Kamilla Csegzi is a Hungarian architect and artist currently based in NYC, creating spaces and objects that bridge between the precarity of people and nature.

Working across the scales of architecture, installations and objects, Kamilla's creative process is instigated by the power of the surrounding material and natural world to shape and define humans, to articulate rituals, movements, behavior, gestures and relationships. To harness this symbiosis, her design engages natural processes like movement of air, growth, sedimentation, evaporation, vitrification, or the decay and transformations of material waste. In the more recent years, her focus has been on research and design with mycelium, the intricate network of thread-like structures found in fungi, that possesses a remarkable ability to transform and adapt. By harnessing the regenerative potential of mycelium, she aims to create pieces that undergo a transformative metamorphosis, reflecting the dynamic and positive change from decay to growth.

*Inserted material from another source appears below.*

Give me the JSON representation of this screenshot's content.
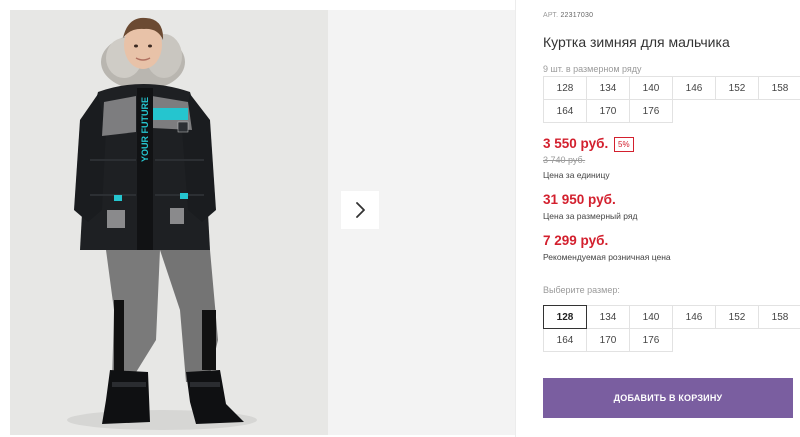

Instead of being the form-giver to an object or the follower of a function, her craft gives up part of the control to co-create with nature. The result are pieces with structural integrity while also possessing a living essence, blurring the boundary between living and non-living things.

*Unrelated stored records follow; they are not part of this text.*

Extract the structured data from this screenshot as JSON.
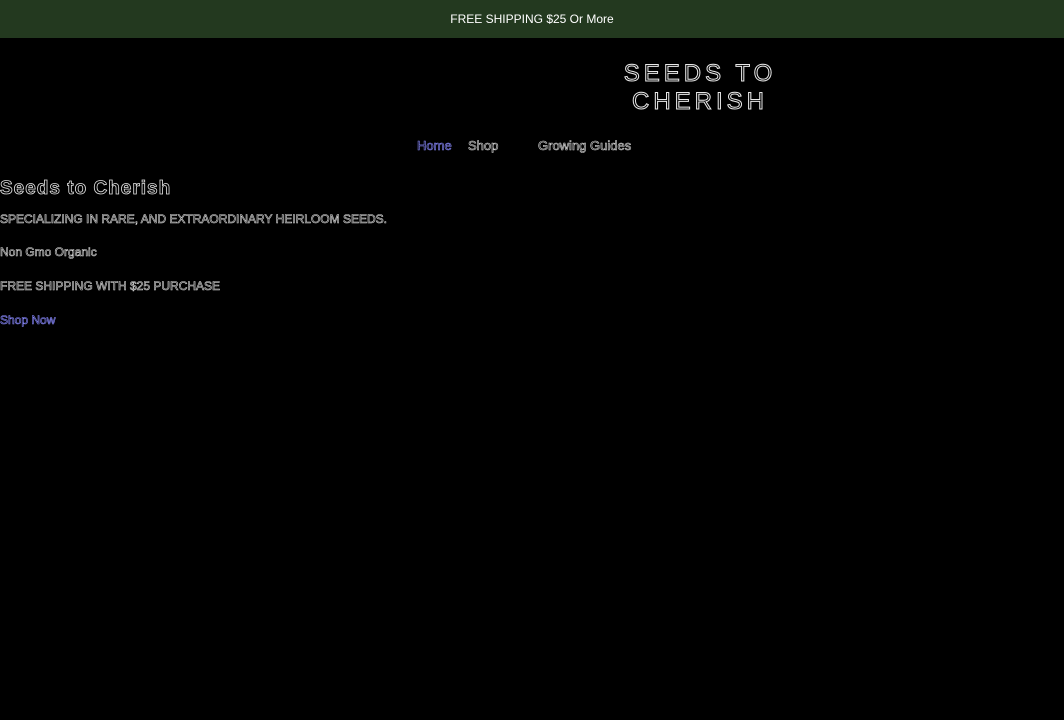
{
  "announcement": {
    "text": "FREE SHIPPING $25 Or More"
  },
  "logo": {
    "line1": "SEEDS TO",
    "line2": "CHERISH"
  },
  "nav": {
    "items": [
      {
        "label": "Home"
      },
      {
        "label": "Shop"
      },
      {
        "label": "Growing Guides"
      }
    ]
  },
  "hero": {
    "title": "Seeds to Cherish",
    "tagline": "SPECIALIZING IN RARE, AND EXTRAORDINARY HEIRLOOM SEEDS.",
    "subtitle": "Non Gmo Organic",
    "shipping": "FREE SHIPPING WITH $25 PURCHASE",
    "cta_label": "Shop Now"
  },
  "colors": {
    "announcement_bg": "#23391f",
    "page_bg": "#000000",
    "link_accent": "#8a8aff"
  }
}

Kamilla studied Architecture and Urban Design in Bucharest and Paris. Upon graduating, projects have taken her across various places, from Paris and Beijing, to Hong Kong, Singapore and NYC. Upon completing her Masters in Advanced Architectural Design at Columbia University GSAPP in 2015, she was awarded the William Ware and Saul Kaplan Fellowship for Excellence in Design, and was invited to contribute to the Oslo Architecture Triennale ‘After Belonging: The Objects, Spaces, and Territories of the Ways We Stay in Transit’.

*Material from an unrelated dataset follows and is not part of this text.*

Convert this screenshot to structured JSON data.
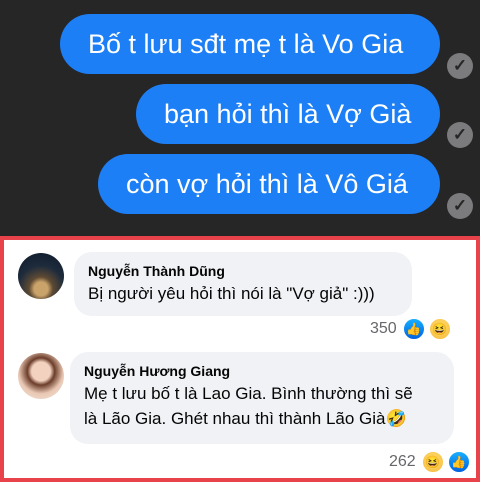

While a practicing architect at various studios in NYC, she has collaborated with cultural and academic institutions like The Met, The American Museum of Natural History, the New Museum, Storefront for Art and Architecture, and Columbia University. She had started developing her personal research and design work in 2018 as part of the GSAPP Incubator at the New Museum’s New Inc. 

Since then, her design work has won various prizes and her installation, ‘The Elements’ designed for the Land Art Generator Initiative, was recently published in the book called 'Land Art of the 21st Century‘.

Her most recent collection of objects, ‘Cultivation’, grown with mycelium and in combination with glass, was part of the ICFF + Wanted Design Manhattan Launch Pad, 2023.